FB-tree / OLFIT-style concurrent B+ trees. Use optimistic concurrency control (versioning + retry) instead of latch coupling. The default in modern in-memory engines.
Common bugs and edge cases
- Forgetting to update the sibling pointer. A leaf split that doesn't link the new sibling makes range scans skip half the data, silently.
- Confusing copy-up (leaves) with move-up (internals). If you remove the median from the leaf during a split, point lookups for that key fail.
- Underflow merging that forgets to fix the parent separator. Delete is harder than insert; missing the separator update creates phantom keys.
- Treating equal keys ambiguously. Production B+ trees use unique tie-breakers (row IDs) to disambiguate duplicates and keep range scans deterministic.
- Not handling root collapse. When the root has exactly one child after a delete, you must replace the root with that child or the tree grows artificially tall.
- Concurrent splits without latch coupling. Two writers can split the same node simultaneously and lose one update — production engines use optimistic concurrency or hand-over-hand latching.

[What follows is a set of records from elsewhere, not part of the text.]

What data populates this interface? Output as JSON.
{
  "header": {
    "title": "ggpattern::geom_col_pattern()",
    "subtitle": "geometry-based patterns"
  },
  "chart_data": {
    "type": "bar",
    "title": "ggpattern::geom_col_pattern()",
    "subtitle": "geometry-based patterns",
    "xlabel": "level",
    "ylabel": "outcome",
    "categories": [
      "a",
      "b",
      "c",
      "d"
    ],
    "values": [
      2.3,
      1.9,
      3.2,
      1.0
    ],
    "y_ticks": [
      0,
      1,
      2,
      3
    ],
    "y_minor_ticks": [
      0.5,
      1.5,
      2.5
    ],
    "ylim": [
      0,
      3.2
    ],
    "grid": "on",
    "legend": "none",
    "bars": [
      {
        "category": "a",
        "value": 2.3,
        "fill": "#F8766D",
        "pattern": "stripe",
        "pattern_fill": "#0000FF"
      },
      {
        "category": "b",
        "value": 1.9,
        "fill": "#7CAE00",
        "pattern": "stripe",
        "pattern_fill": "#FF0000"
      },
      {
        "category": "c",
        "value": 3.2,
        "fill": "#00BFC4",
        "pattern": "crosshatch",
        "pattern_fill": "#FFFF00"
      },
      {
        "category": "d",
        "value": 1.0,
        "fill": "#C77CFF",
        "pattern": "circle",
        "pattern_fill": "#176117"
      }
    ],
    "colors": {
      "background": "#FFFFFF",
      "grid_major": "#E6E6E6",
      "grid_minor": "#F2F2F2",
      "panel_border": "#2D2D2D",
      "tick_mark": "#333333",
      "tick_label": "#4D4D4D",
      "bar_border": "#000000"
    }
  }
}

- Page-aligned writes that aren't page-aligned. A node that crosses a 4 KB boundary defeats the cache benefit of the whole structure.
Frequently asked questions
What's the difference between a B-tree and a B+ tree?
In a B-tree, every node stores both keys and the associated values. In a B+ tree, internal nodes are pure search index — only the leaves hold values. The leaves are also linked left-to-right, which makes range scans dramatically faster.
Why do databases use B+ trees instead of hash tables?
Hash tables can't answer range queries (WHERE age BETWEEN 30 AND 40), and they don't keep data sorted on disk for sequential reads. B+ trees give O(log n) point lookups and O(k) range scans on linked leaves — both essential for SQL workloads.
What does fanout mean and why does it matter?
Fanout is how many children each internal node has. With 4 KB pages and 16-byte keys, fanout sits around 250. A 4-level tree fits 250⁴ ≈ 4 billion keys; in practice 256 million entries fit in 4 levels because nodes don't always fill completely.
How does insertion split a leaf?
When a leaf overflows past its capacity, it splits in half: the median key is copied (not moved) up to the parent as a separator, and the leaves are linked through the sibling pointer. If the parent overflows, it splits too — the median there is moved up, since internal nodes don't hold values.
Are B+ trees still used in modern systems?
Yes — InnoDB (MySQL), PostgreSQL's btree access method, SQLite, SQL Server, Oracle, LMDB, and BoltDB all use B+ trees. The challengers are LSM trees (RocksDB, Cassandra) for write-heavy workloads and log-structured indexes for SSDs.
Why are leaves linked into a list?
So a range scan can walk from one leaf to the next without climbing back up to the parent. After locating the start of the range with O(log n) descent, scanning k consecutive entries is O(k) — basically a linked-list traversal across leaves.